Taiwan political leaders are reacting with concern about comments made by China's premier concerning cross-strait relations. But they differ about whether the island should accept an offer for talks.

The head of Taiwan's governing Democratic Progressive Party says he is dismayed by Chinese Premier Wen Jiabao's comment that China was "prepared for all eventualities" to prevent Taiwan from moving toward independence. Many on Taiwan saw the comment as a veiled threat of military action.

At the close of China's National People's Congress in Tuesday, Mr. Wen also blasted Taiwan President Chen Shui-bian, saying his proposed constitutional changes and the scrapping of policy guidelines on eventual unification are a provocation.

But the Chinese leader also offered an olive branch of sorts, saying Beijing is ready to hold talks with any party in Taiwan, including the DPP, on the condition that it gives up pursuing independence for the island.

DPP Secretary-General Lin Chia-lung told VOA Wednesday that while his party welcomes the willingness to talk, the Beijing government has to make such a proposal without any conditions.

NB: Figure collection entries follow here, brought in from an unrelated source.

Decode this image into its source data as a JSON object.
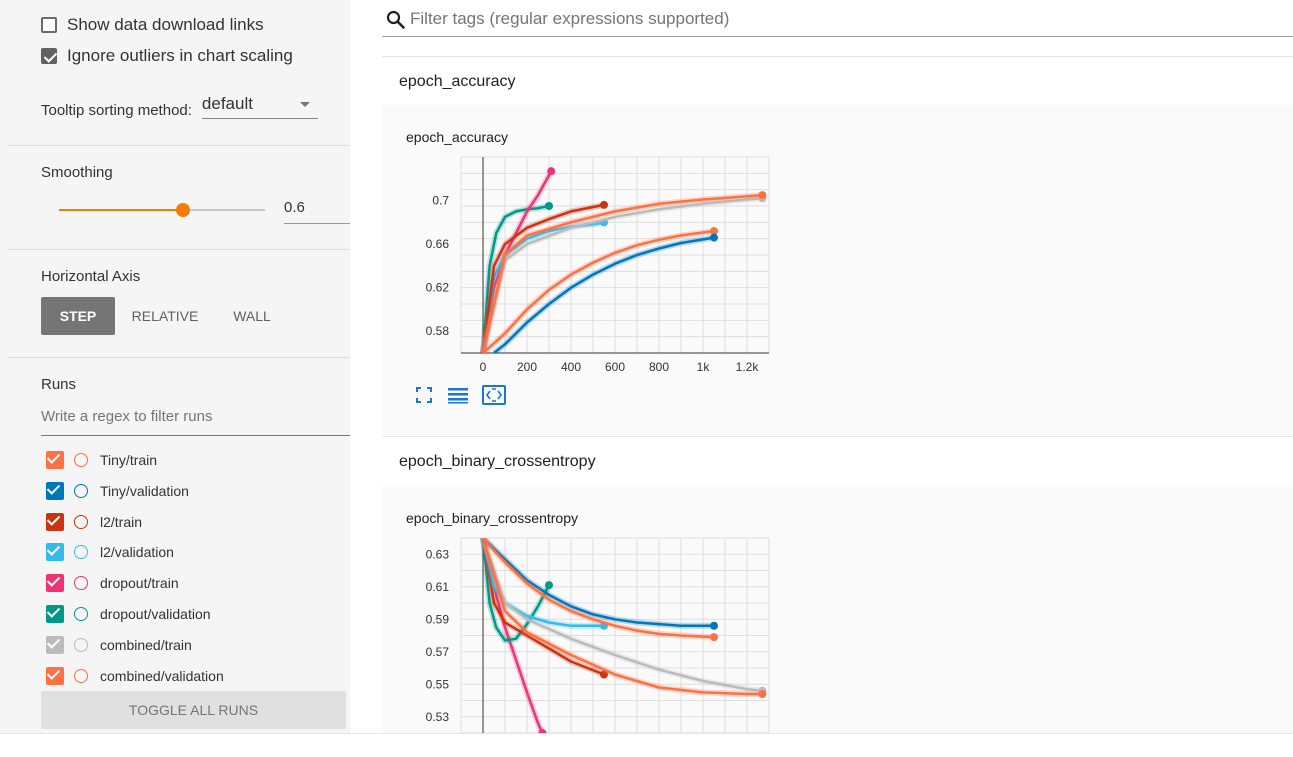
{
  "sidebar": {
    "show_download_links": {
      "label": "Show data download links",
      "checked": false
    },
    "ignore_outliers": {
      "label": "Ignore outliers in chart scaling",
      "checked": true
    },
    "tooltip_sorting": {
      "label": "Tooltip sorting method:",
      "value": "default"
    },
    "smoothing": {
      "label": "Smoothing",
      "value": "0.6",
      "fraction": 0.6
    },
    "horizontal_axis": {
      "label": "Horizontal Axis",
      "options": [
        {
          "label": "STEP",
          "active": true
        },
        {
          "label": "RELATIVE",
          "active": false
        },
        {
          "label": "WALL",
          "active": false
        }
      ]
    },
    "runs": {
      "label": "Runs",
      "filter_placeholder": "Write a regex to filter runs",
      "items": [
        {
          "name": "Tiny/train",
          "color": "#ff7043",
          "checked": true
        },
        {
          "name": "Tiny/validation",
          "color": "#0077bb",
          "checked": true
        },
        {
          "name": "l2/train",
          "color": "#cc3311",
          "checked": true
        },
        {
          "name": "l2/validation",
          "color": "#33bbee",
          "checked": true
        },
        {
          "name": "dropout/train",
          "color": "#ee3377",
          "checked": true
        },
        {
          "name": "dropout/validation",
          "color": "#009988",
          "checked": true
        },
        {
          "name": "combined/train",
          "color": "#bbbbbb",
          "checked": true
        },
        {
          "name": "combined/validation",
          "color": "#ff7043",
          "checked": true
        }
      ],
      "toggle_all_label": "TOGGLE ALL RUNS"
    }
  },
  "main": {
    "filter_placeholder": "Filter tags (regular expressions supported)",
    "cards": [
      {
        "header": "epoch_accuracy",
        "chart_title": "epoch_accuracy"
      },
      {
        "header": "epoch_binary_crossentropy",
        "chart_title": "epoch_binary_crossentropy"
      }
    ]
  },
  "chart_data": [
    {
      "type": "line",
      "title": "epoch_accuracy",
      "xlim": [
        -100,
        1300
      ],
      "ylim": [
        0.56,
        0.74
      ],
      "x_ticks": [
        0,
        200,
        400,
        600,
        800,
        1000,
        1200
      ],
      "x_tick_labels": [
        "0",
        "200",
        "400",
        "600",
        "800",
        "1k",
        "1.2k"
      ],
      "y_ticks": [
        0.58,
        0.62,
        0.66,
        0.7
      ],
      "y_tick_labels": [
        "0.58",
        "0.62",
        "0.66",
        "0.7"
      ],
      "grid": true,
      "series": [
        {
          "color": "#009988",
          "x": [
            0,
            30,
            60,
            100,
            150,
            200,
            250,
            300
          ],
          "y": [
            0.56,
            0.64,
            0.67,
            0.685,
            0.69,
            0.692,
            0.693,
            0.695
          ]
        },
        {
          "color": "#ee3377",
          "x": [
            0,
            50,
            100,
            150,
            200,
            250,
            310
          ],
          "y": [
            0.56,
            0.62,
            0.65,
            0.67,
            0.69,
            0.705,
            0.727
          ]
        },
        {
          "color": "#33bbee",
          "x": [
            0,
            50,
            100,
            200,
            300,
            400,
            500,
            550
          ],
          "y": [
            0.56,
            0.63,
            0.65,
            0.665,
            0.672,
            0.676,
            0.678,
            0.68
          ]
        },
        {
          "color": "#cc3311",
          "x": [
            0,
            50,
            100,
            200,
            300,
            400,
            550
          ],
          "y": [
            0.56,
            0.64,
            0.66,
            0.675,
            0.683,
            0.69,
            0.696
          ]
        },
        {
          "color": "#bbbbbb",
          "x": [
            0,
            100,
            200,
            400,
            600,
            800,
            1000,
            1200,
            1270
          ],
          "y": [
            0.56,
            0.645,
            0.66,
            0.675,
            0.685,
            0.692,
            0.697,
            0.701,
            0.702
          ]
        },
        {
          "color": "#ff7043",
          "x": [
            0,
            100,
            200,
            400,
            600,
            800,
            1000,
            1200,
            1270
          ],
          "y": [
            0.56,
            0.65,
            0.668,
            0.68,
            0.69,
            0.697,
            0.701,
            0.704,
            0.705
          ]
        },
        {
          "color": "#ff7043",
          "x": [
            0,
            100,
            200,
            300,
            400,
            500,
            600,
            700,
            800,
            900,
            1050
          ],
          "y": [
            0.56,
            0.578,
            0.6,
            0.618,
            0.632,
            0.643,
            0.652,
            0.659,
            0.664,
            0.668,
            0.672
          ]
        },
        {
          "color": "#0077bb",
          "x": [
            50,
            100,
            200,
            300,
            400,
            500,
            600,
            700,
            800,
            900,
            1050
          ],
          "y": [
            0.56,
            0.568,
            0.588,
            0.605,
            0.62,
            0.632,
            0.642,
            0.65,
            0.656,
            0.661,
            0.666
          ]
        }
      ]
    },
    {
      "type": "line",
      "title": "epoch_binary_crossentropy",
      "xlim": [
        -100,
        1300
      ],
      "ylim": [
        0.52,
        0.64
      ],
      "y_ticks": [
        0.53,
        0.55,
        0.57,
        0.59,
        0.61,
        0.63
      ],
      "y_tick_labels": [
        "0.53",
        "0.55",
        "0.57",
        "0.59",
        "0.61",
        "0.63"
      ],
      "grid": true,
      "series": [
        {
          "color": "#ee3377",
          "x": [
            0,
            50,
            100,
            150,
            200,
            250,
            270
          ],
          "y": [
            0.64,
            0.61,
            0.585,
            0.565,
            0.545,
            0.526,
            0.52
          ]
        },
        {
          "color": "#009988",
          "x": [
            0,
            30,
            60,
            100,
            150,
            200,
            250,
            300
          ],
          "y": [
            0.64,
            0.6,
            0.585,
            0.577,
            0.578,
            0.587,
            0.598,
            0.611
          ]
        },
        {
          "color": "#cc3311",
          "x": [
            0,
            50,
            100,
            200,
            300,
            400,
            550
          ],
          "y": [
            0.64,
            0.6,
            0.588,
            0.58,
            0.572,
            0.564,
            0.556
          ]
        },
        {
          "color": "#33bbee",
          "x": [
            0,
            50,
            100,
            200,
            300,
            400,
            550
          ],
          "y": [
            0.64,
            0.61,
            0.6,
            0.592,
            0.588,
            0.586,
            0.586
          ]
        },
        {
          "color": "#bbbbbb",
          "x": [
            0,
            100,
            200,
            400,
            600,
            800,
            1000,
            1200,
            1270
          ],
          "y": [
            0.64,
            0.6,
            0.59,
            0.578,
            0.568,
            0.559,
            0.552,
            0.547,
            0.546
          ]
        },
        {
          "color": "#ff7043",
          "x": [
            0,
            100,
            200,
            400,
            600,
            800,
            1000,
            1200,
            1270
          ],
          "y": [
            0.64,
            0.595,
            0.582,
            0.568,
            0.556,
            0.548,
            0.545,
            0.544,
            0.544
          ]
        },
        {
          "color": "#0077bb",
          "x": [
            0,
            100,
            200,
            300,
            400,
            500,
            600,
            700,
            800,
            900,
            1050
          ],
          "y": [
            0.64,
            0.627,
            0.614,
            0.605,
            0.598,
            0.593,
            0.59,
            0.588,
            0.587,
            0.586,
            0.586
          ]
        },
        {
          "color": "#ff7043",
          "x": [
            0,
            100,
            200,
            300,
            400,
            500,
            600,
            700,
            800,
            900,
            1050
          ],
          "y": [
            0.64,
            0.625,
            0.612,
            0.602,
            0.595,
            0.59,
            0.586,
            0.583,
            0.581,
            0.58,
            0.579
          ]
        }
      ]
    }
  ]
}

"It seems like just empty rhetoric because China uses talk as a tactic to divide and rule Taiwan society," he said.

The DPP has advocated independence for the island, angering Beijing, which considers Taiwan part of its territory.

The Kuomintang, or KMT, leads the opposition, and is against independence. The party favors improving the relationship with the mainland.

KMT Chairman Ma Ying Jeou, who is also mayor of Taipei, says his party is willing to talk with Beijing.

Ma says both the DPP government and the leadership in Beijing must share the blame for the tensions across the Taiwan Strait over the past few years.

"We are watching all these developments with dismay and worry … We call upon both sides to cease doing that. They should really stick to the status quo," he said.

Taiwan has been governed separately since KMT forces fled mainland China as the Communists took over in 1949. The Beijing leadership vows to halt any attempts by Taiwan to declare formal independence, by force if necessary.

The United States has promised to help Taiwan defend itself against attack by mainland China, but urges both sides to avoid any unilateral action that would change the status quo.

Since his re-election in 2004, Taiwan's President Chen has seen his approval rating dwindle because of an economic downturn and a perception that he has not kept promises on a variety of issues, including tensions with China.